Diamonds Are Forever… some regard this as the worst of the Connerys. To those people I say to them “Watch Thunderball” but you know I could see why you wouldnt like DAF. I mean lets face it Sean’s no spring chicken in this. Father time did something that SPECTRE couldnt and beat the everloving shit out of 007 in this one. Sean looks absolutely horrible in this film and for some reason they keep using that horrible shot of him pulling the gun on Blofeld where he has like 700 chins. Still despite all this why does DAF rank in at number three on my list? Simple. It’s a fun night out. Aside from the horrendous nature in which Sean looks, Bond on the other hand looks like he’s having the time of his life. I mean really how can you not help but chuckle at the great moments like M shutting down Bond when he admits he knows nothing about diamonds?

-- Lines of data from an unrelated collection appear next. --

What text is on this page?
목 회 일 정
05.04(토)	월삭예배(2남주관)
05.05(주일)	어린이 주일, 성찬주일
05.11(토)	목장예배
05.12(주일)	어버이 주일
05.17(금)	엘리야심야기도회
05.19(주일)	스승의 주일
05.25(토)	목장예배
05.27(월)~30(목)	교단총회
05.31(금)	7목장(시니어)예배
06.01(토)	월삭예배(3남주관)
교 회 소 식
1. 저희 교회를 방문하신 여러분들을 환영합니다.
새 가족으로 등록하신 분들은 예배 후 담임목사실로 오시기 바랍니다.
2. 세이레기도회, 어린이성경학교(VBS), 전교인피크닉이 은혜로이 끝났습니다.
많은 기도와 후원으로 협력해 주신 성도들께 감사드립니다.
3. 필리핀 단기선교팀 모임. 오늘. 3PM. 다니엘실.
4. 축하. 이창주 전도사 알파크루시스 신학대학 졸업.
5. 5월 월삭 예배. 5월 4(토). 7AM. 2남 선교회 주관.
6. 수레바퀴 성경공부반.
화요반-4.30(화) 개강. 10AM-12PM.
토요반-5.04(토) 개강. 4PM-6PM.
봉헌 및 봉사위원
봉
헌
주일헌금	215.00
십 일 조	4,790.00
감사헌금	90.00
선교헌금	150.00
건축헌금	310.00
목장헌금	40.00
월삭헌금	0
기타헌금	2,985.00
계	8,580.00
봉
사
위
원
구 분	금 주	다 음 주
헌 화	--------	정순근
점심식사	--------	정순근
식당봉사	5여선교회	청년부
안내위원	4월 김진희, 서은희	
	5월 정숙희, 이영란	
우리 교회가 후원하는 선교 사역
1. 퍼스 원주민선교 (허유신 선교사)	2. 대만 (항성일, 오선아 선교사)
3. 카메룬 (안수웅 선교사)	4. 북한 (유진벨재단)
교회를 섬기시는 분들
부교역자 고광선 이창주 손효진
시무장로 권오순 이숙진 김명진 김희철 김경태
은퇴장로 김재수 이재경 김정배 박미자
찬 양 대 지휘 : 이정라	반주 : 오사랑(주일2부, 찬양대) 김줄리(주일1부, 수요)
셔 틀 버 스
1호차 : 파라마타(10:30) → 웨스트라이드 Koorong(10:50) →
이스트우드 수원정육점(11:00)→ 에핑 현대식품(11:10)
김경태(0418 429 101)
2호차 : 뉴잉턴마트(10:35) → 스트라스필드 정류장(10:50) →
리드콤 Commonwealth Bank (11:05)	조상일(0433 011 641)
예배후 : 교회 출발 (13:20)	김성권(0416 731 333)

Or what I think is the greatest line in the movie when Tiffany asks Bond if Peter Franks is dead and he replies “I sincerely hope so”. Heres another interesting fact for you. Diamonds Are Forever always has customers stop and watch in Assy G IGA Liquor.

You Only Live Twice (1967)

Lewis Gilbert’s one and only Connery and my what a great job he did. If you’ve read the novel then you’re probably Freemo. But if you havent then you would have no idea that aside from Japan and Tiger Tanaka this film really has no connection to its Ian Fleming counterpart. Nonetheless I dont care what anyone says YOLT ranks very highly in my books for two things. Firstly its Bond in Japan. Something that really needs to be done again (Bond on location, not Bond in Japan specifically) and secondly it has to be one of the greatest final battle in a Bond film ever, SPECTRE’s hideout in the hollowed out volcano. You Only Live Twice is the sole reason that I really dislike TSWLM as well cause lets face it TSWLM is pretty much YOLT underwater. YOLT also did something fresh with the series cause lets face it… the Bond formula was getting pretty repetititve. I know I was bored when Thunderball rolled along.

Goldfinger (1964)

Yes it’s cliched and EVERYBODY and their dog rates Goldfinger as the best Bond movie but I dont care. Goldfinger remains my favourite Bond movie for one thing. Sean Connery does pretty much nothing in it. Yes you can cite the brilliant teaser where Bond has the dinner jacket underneath his wetsuit, the way he pwns Goldfinger, Oddjob, the DB5, Jill Masterson, Pussy Galore and jesus christ every other reason that made Goldfinger great but no. It’s the fact that Sean Connery pretty much seduces women in a flattering powder blue towely one piece jumpsuit, pretty much forces himself on Pussy Galore in a barn and lets not forget simply outwits Goldfinger’s guards by hiding behind a door that makes Goldfinger the definitive Bond film and Sean Connery the definitive Bond.